The effects of 12 weeks’ resistance training on psychological parameters and quality of life in adults with Facioscapulohumeral, Becker, and Limb–girdle dystrophies
Published in Disability and Rehabilitation, 2022
Dawn N. O’Dowd, Emma L. Bostock, Dave Smith, Christopher I. Morse, Paul Orme, Carl J. Payton
Muscular dystrophy (MD) represents a heterogeneous group of neuromuscular conditions caused by mutations in various genes [1]. These mutations cause an absence or decrease in one of the many proteins typically located within the muscle cell [2], resulting in progressive muscle weakness and deterioration. The molecular basis of some MDs is better understood than others. Duchenne and Becker MD (BMD) exhibit an absence or reduced expression of the protein dystrophin in the plasma membrane of the muscle cell, respectively [2,3]. This causes instability within the cell membrane leaving muscle fibres susceptible to damage during contraction [4]. The molecular basis of Facioscapulohumeral MD (FSHD) was long debated but the consensus now exists that inappropriate expression of the protein DUX4 within skeletal muscle causes deterioration through mechanisms, such as apoptosis and diminished muscle regeneration [5,6]. No universal mechanism for muscle deterioration exists in Limb–girdle MD (LGMD) as it encompasses more than thirty subtypes.

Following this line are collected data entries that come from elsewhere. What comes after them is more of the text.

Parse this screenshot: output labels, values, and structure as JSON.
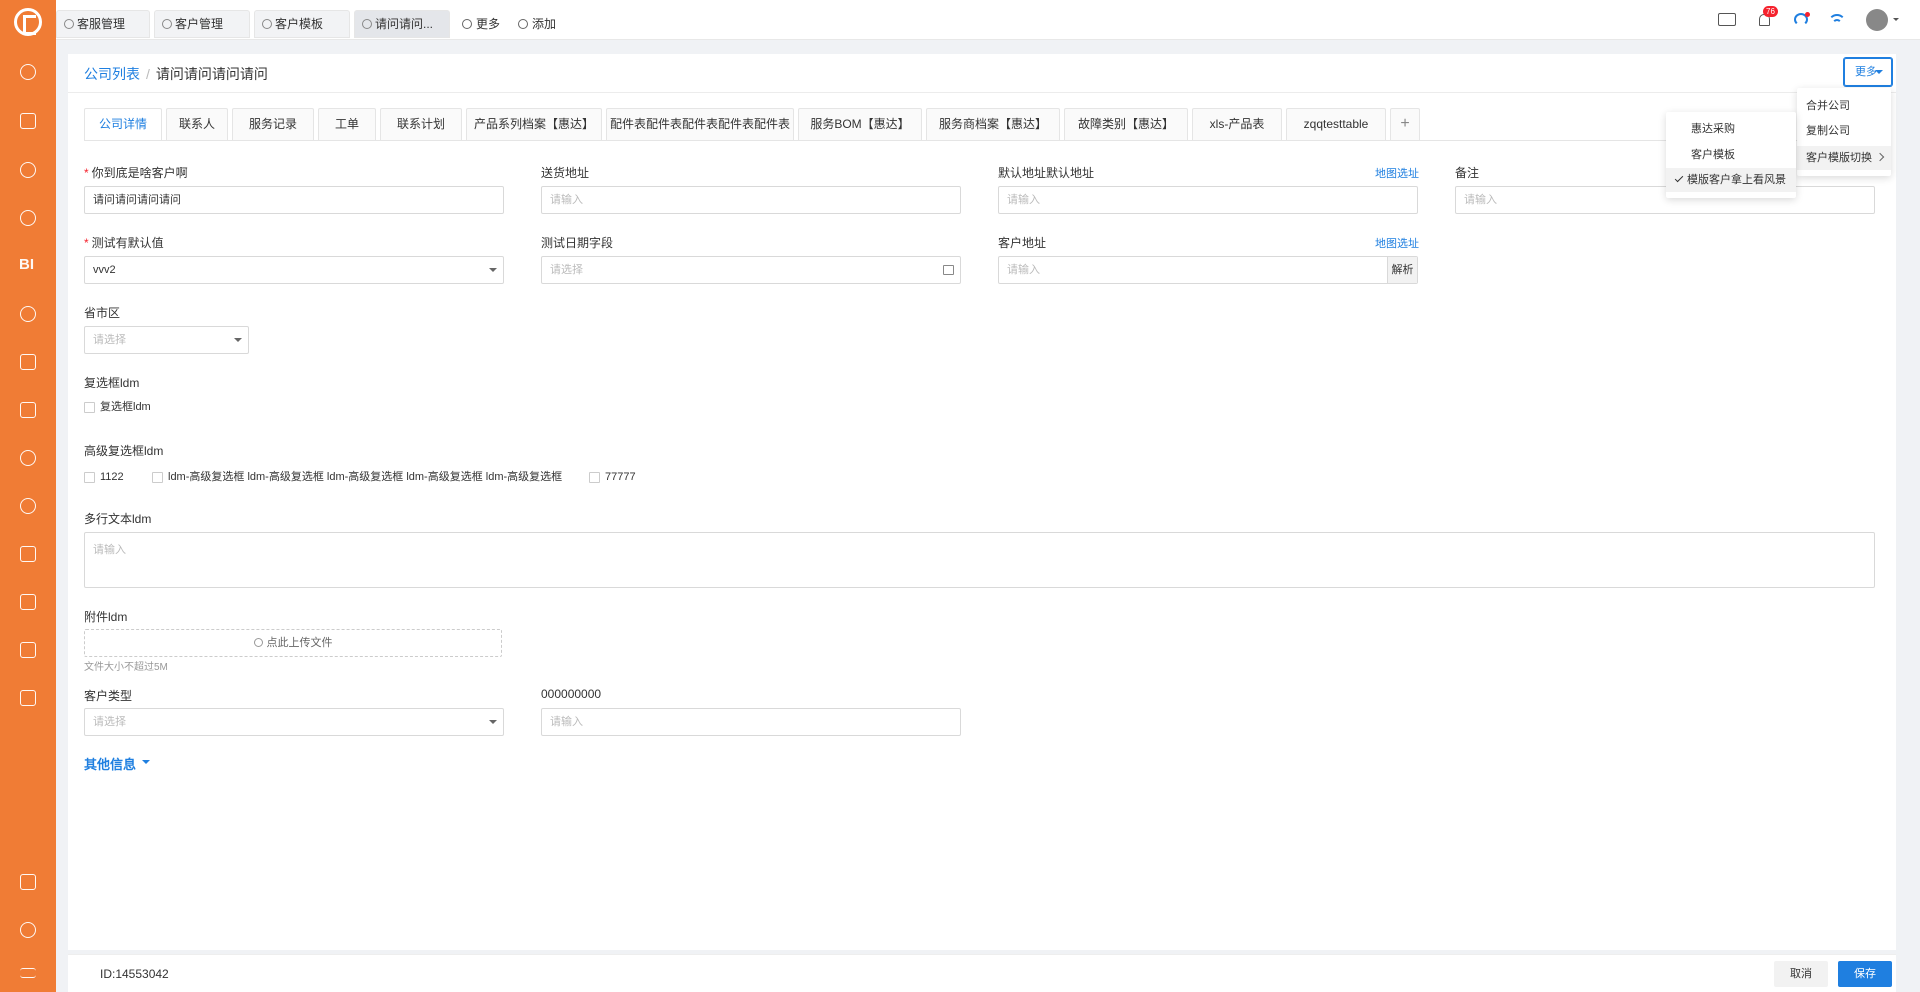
{
  "top_tabs": [
    {
      "label": "客服管理",
      "icon": "gear-icon"
    },
    {
      "label": "客户管理",
      "icon": "user-icon"
    },
    {
      "label": "客户模板",
      "icon": "user-icon"
    },
    {
      "label": "请问请问...",
      "icon": "user-icon"
    }
  ],
  "top_links": {
    "more": "更多",
    "add": "添加"
  },
  "notification_count": "76",
  "breadcrumb": {
    "parent": "公司列表",
    "sep": "/",
    "current": "请问请问请问请问"
  },
  "more_button": "更多",
  "content_tabs": [
    "公司详情",
    "联系人",
    "服务记录",
    "工单",
    "联系计划",
    "产品系列档案【惠达】",
    "配件表配件表配件表配件表配件表",
    "服务BOM【惠达】",
    "服务商档案【惠达】",
    "故障类别【惠达】",
    "xls-产品表",
    "zqqtesttable"
  ],
  "form": {
    "customer_label": "你到底是啥客户啊",
    "customer_value": "请问请问请问请问",
    "delivery_label": "送货地址",
    "delivery_placeholder": "请输入",
    "default_addr_label": "默认地址默认地址",
    "default_addr_placeholder": "请输入",
    "map_select": "地图选址",
    "remark_label": "备注",
    "remark_placeholder": "请输入",
    "test_default_label": "测试有默认值",
    "test_default_value": "vvv2",
    "test_date_label": "测试日期字段",
    "test_date_placeholder": "请选择",
    "cust_addr_label": "客户地址",
    "cust_addr_placeholder": "请输入",
    "parse_button": "解析",
    "region_label": "省市区",
    "region_placeholder": "请选择",
    "checkbox_label": "复选框ldm",
    "checkbox_option": "复选框ldm",
    "adv_checkbox_label": "高级复选框ldm",
    "adv_options": [
      "1122",
      "ldm-高级复选框 ldm-高级复选框 ldm-高级复选框 ldm-高级复选框 ldm-高级复选框",
      "77777"
    ],
    "multiline_label": "多行文本ldm",
    "multiline_placeholder": "请输入",
    "attach_label": "附件ldm",
    "upload_text": "点此上传文件",
    "upload_hint": "文件大小不超过5M",
    "cust_type_label": "客户类型",
    "cust_type_placeholder": "请选择",
    "zeros_label": "000000000",
    "zeros_placeholder": "请输入",
    "other_info": "其他信息"
  },
  "more_menu": [
    "合并公司",
    "复制公司",
    "客户模版切换"
  ],
  "template_menu": [
    "惠达采购",
    "客户模板",
    "模版客户拿上看风景"
  ],
  "footer": {
    "id_text": "ID:14553042",
    "cancel": "取消",
    "save": "保存"
  },
  "colors": {
    "sidebar": "#f07c35",
    "accent": "#1f7fe0",
    "required": "#f5222d"
  }
}
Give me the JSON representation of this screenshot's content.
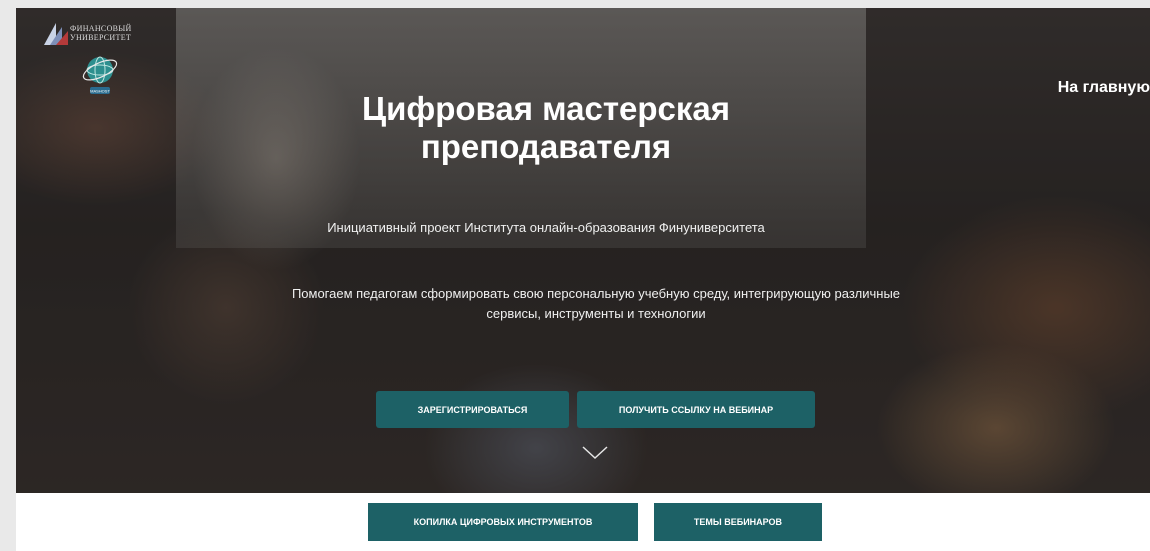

Each subtype affects a distinct protein within the sarcolemma, cytosol, or nucleus of the muscle cell, but it is probable that most LGMDs result in membrane instability akin to Duchenne and BMD [7]. FSHD, BMD, and LGMD differ in genotype and presentations of physical impairment, but each results in progressive reductions in muscle strength and physical function [8].